This invention relates to a method and an apparatus for producing an insulation displacement terminal which is designed to perform a given characteristic and to the insulation displacement terminal produced by the method.
For convenience of explanation, a conventional insulation displacement terminal and a method for producing the same will be described below by referring to FIGS. 11 to 14.
FIG. 11 is an explanatory view illustrating a method for producing a conventional insulation displacement terminal. FIG. 12 is a graph illustrating a relationship between a height of conductive wires and a compressive force in the case of producing the insulation displacement terminal by the method shown in FIG. 11. FIGS. 13A through 13C are explanatory views illustrating a change of arrangement of the conductive wires in association with compression in the case where the conductive wires of the insulation sheath cable comprise twisted wires. FIG. 14 is a front elevational view of a conventional insulation displacement terminal produced by the method shown in FIG. 11.
In general, an insulation displacement terminal 1 includes an insulation displacement blade 2 provided with a slot 3, as shown in FIG. 14. When an insulation sheath electrical cable 6 is inserted into the slot 3 from a distal end (upper end in FIG. 14) of the slot, conductive wires 7 (FIGS. 13A to 13C) come into press contact with the blade 2 while an insulation sheath 8 of the cable 6 (FIG. 11) is being cut by the blade 2, thereby completing an electrical connection between the cable 6 and the terminal 1. It has been required to set a characteristic of an insulation displacement in compliance with a kind of cable 6 being connected so as to obtain a good insulation displacement connection. FIG. 11 shows a conventional method for designing the insulation displacement terminal 1 which will satisfy such a requirement.
The method of designing the insulation displacement terminal 1 will be explained below.
First, the insulation sheath 8 of the electrical cable 6 is removed over a predetermined area to expose the conductive wires 7. Secondly, as shown in FIG. 11, a pair of probes 51 and 52 clamp the conductive wires 7 from which the insulation sheath 8 is removed. A compressive load and a height of the conductive wires are measured by changing a compressive load on the wires 7 exerted by the probe 52, as shown by an arrow. Then, in the case where the conductive wires 7 are made of a plurality of twisted wires (for example, seven twisted wires) a relationship between the compressive load and the height of the conductive wires is shown by lines 61a and 61b in FIG. 12. That is, when the twisted conductive wires 7 are subject to the compressive load, an arrangement of the wires 7 is changed, as shown in FIGS. 13A to 13C. The compressive load will alter irregularly to a point P in FIG. 12 during compression of the conductive wires 7 (a decrease of the height of the wires). When the conductive wires 7 are compressed over the point 7, however, the load rises abruptly (line 61b) since the twisted conductive wires 7 are compacted into a unit and behave as a single wire.

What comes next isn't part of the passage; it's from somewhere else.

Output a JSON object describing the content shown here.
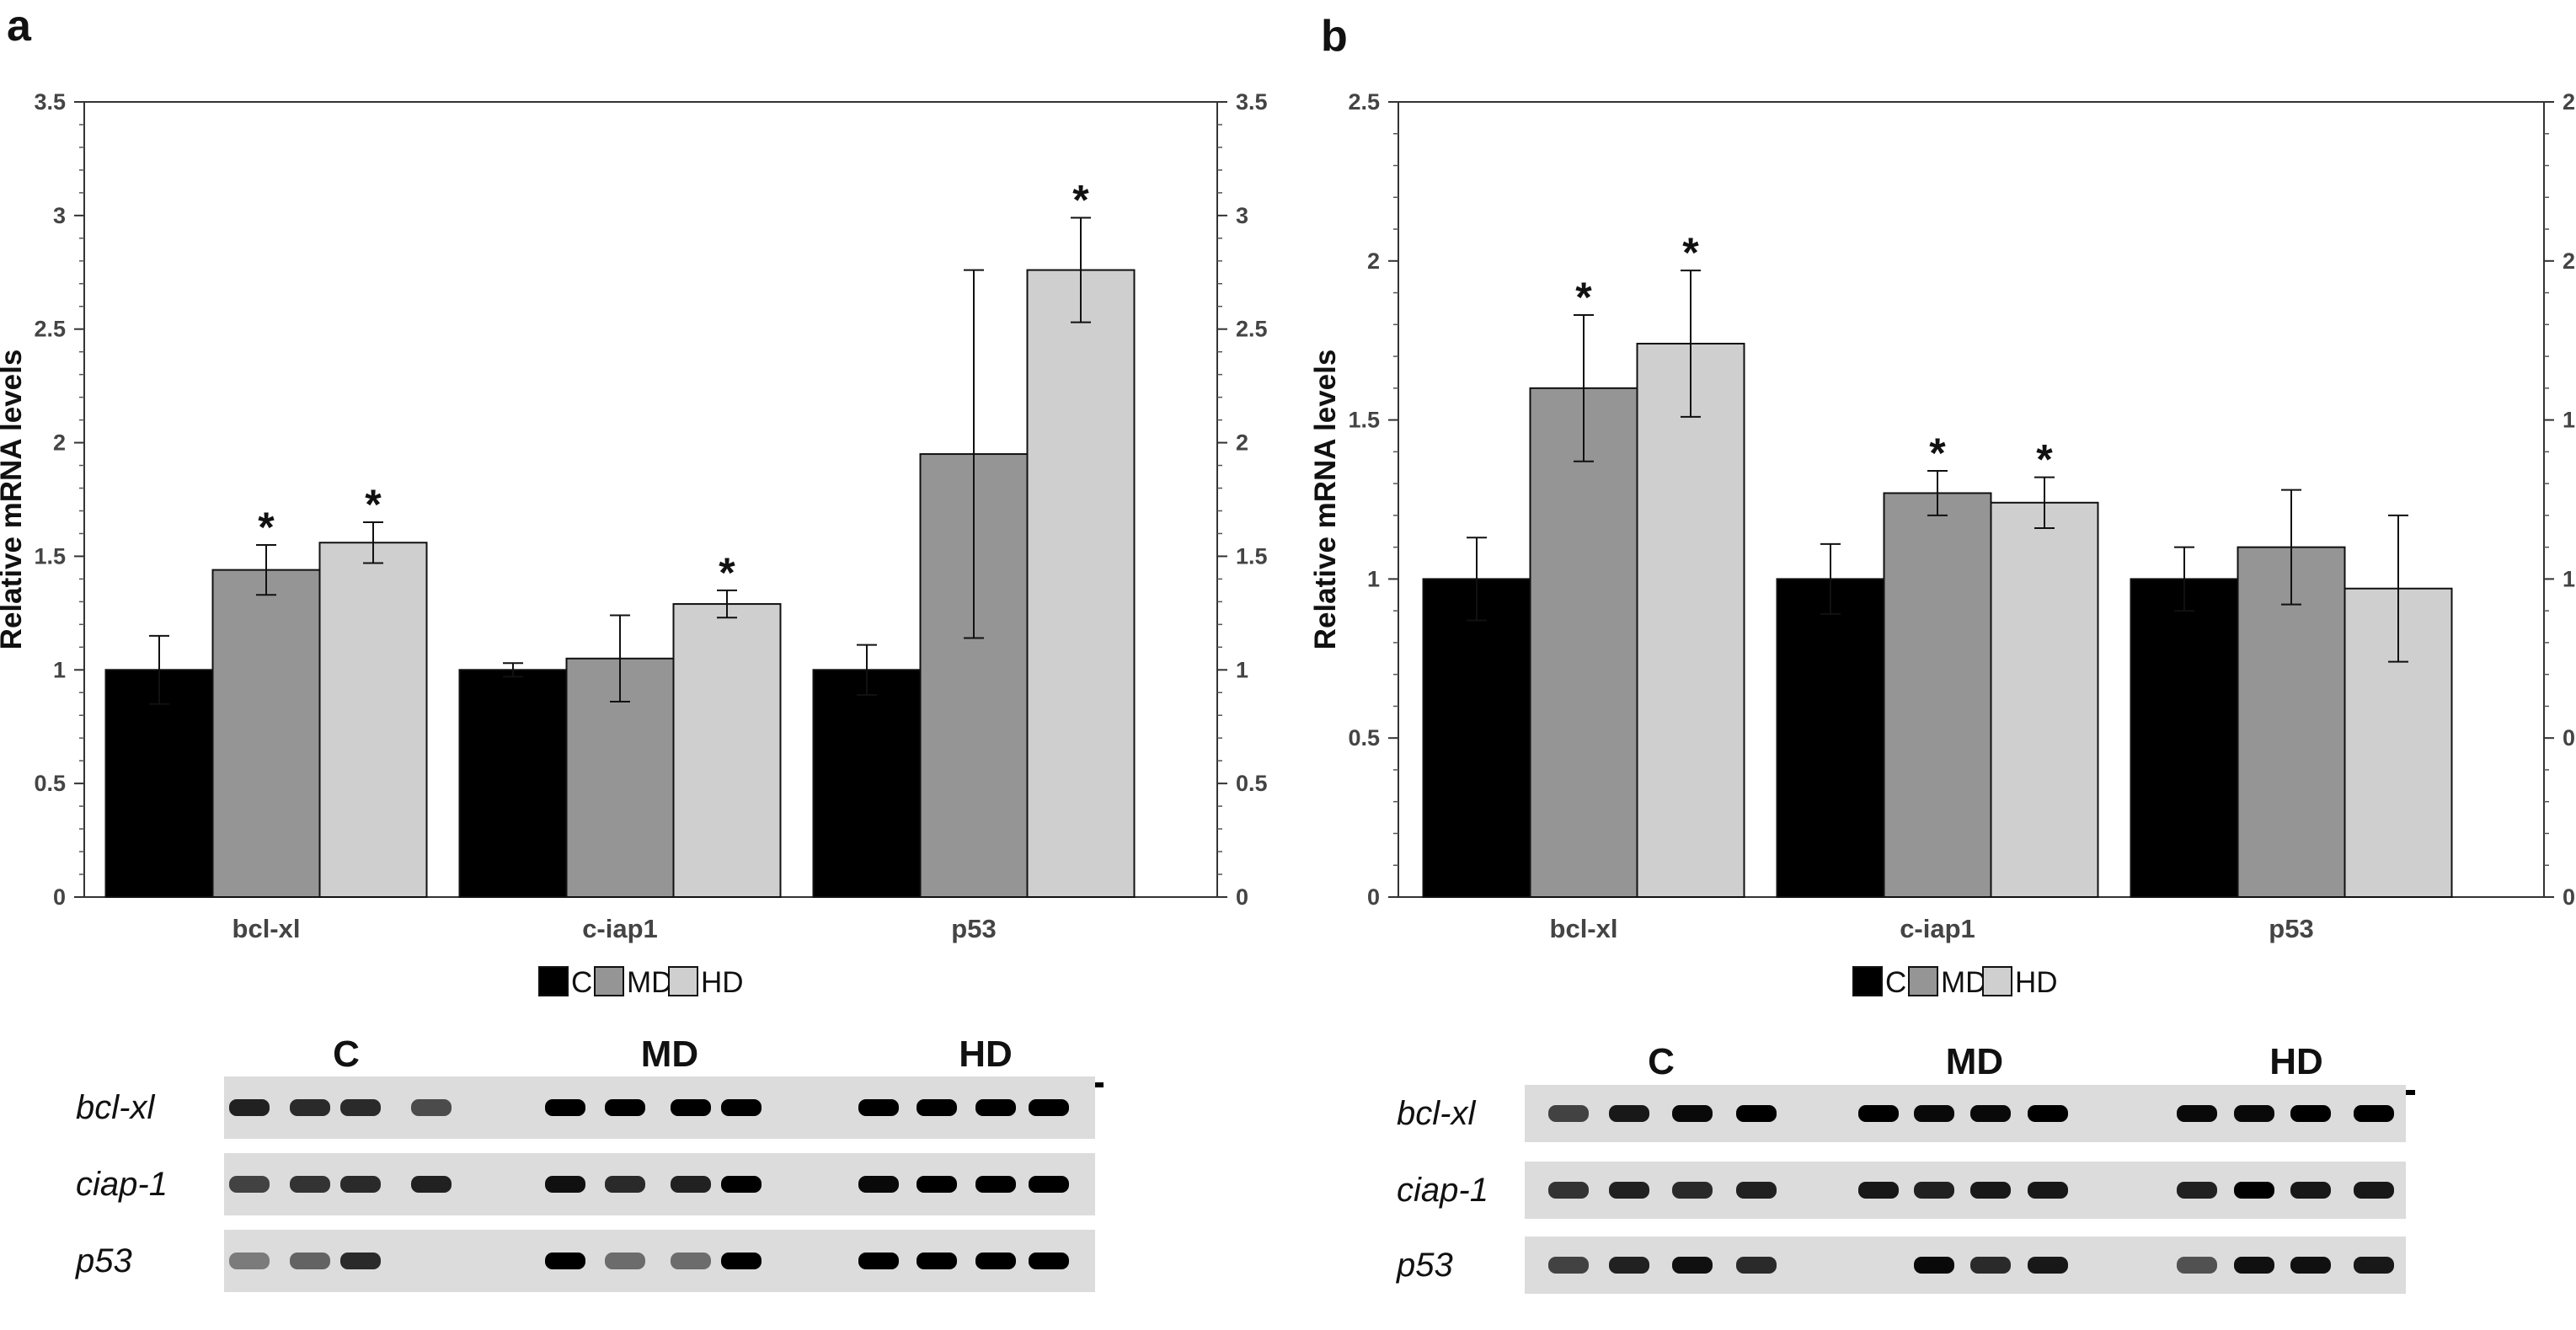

Accordingly, it is preferable to determine an initial slot width A1 of the insulation displacement terminal, a terminal displacement amount B1 after being brought into an insulation displacement at a predetermined press contact position, a slot width after being brought into the insulation displacement, and a reaction force corresponding to the terminal displacement amount B1 so that the insulation displacement will occur in an area within a point Q in FIG. 12 on which the load rises up abruptly. That is, a beam width, a thickness and a slot length of the insulation displacement terminal 1 are designed so that a curve line 62, which illustrates a relationship between a displacement and a reaction force which are caused by an elastical deformation from the initial slot width A1, will pass through the point Q.
However, since the electrical cable 6 is inserted into the slot 3 in the U-shapted insulation displacement terminal 1 shown in FIG. 14 from an upper part of the slot upon an actual insulation displacement, the electrical cable 6 also receives a force in an inserting direction. The conductive wires 7 cause arrangements different from those in the case where the wires are merely compressed from the upper part, as shown in FIG. 11. In addition, in actual insulation displacement, the insulation sheath 8 of the electrical cable 6 is cut by the slot at the initial stage of the insulation displacement, and thus this cutting condition is greatly different from the condition of predeterminately removing the insulation sheath over a given area in the manner shown in FIG. 11.
Accordingly, it is difficult in the manner shown in FIG. 11 to make an accurate estimate of an actual characteristic of connection. Assuming that an initial slot width, a terminal displacement amount, and a slot width after connection in an actual insulation displacement terminal are A2, B2 and C2, respectively, B2 and C2 are deviated from B1 and C1 shown in FIG. 12. Consequently, the actual terminal is inclined to be put on a condition different from designed values.
This inclination becomes more significant as a size of the conductive wires becomes smaller. This is a serious problem upon reducing a diameter of the electrical cable and compacting a portion of the insulation displacement in association with producing more compact devices.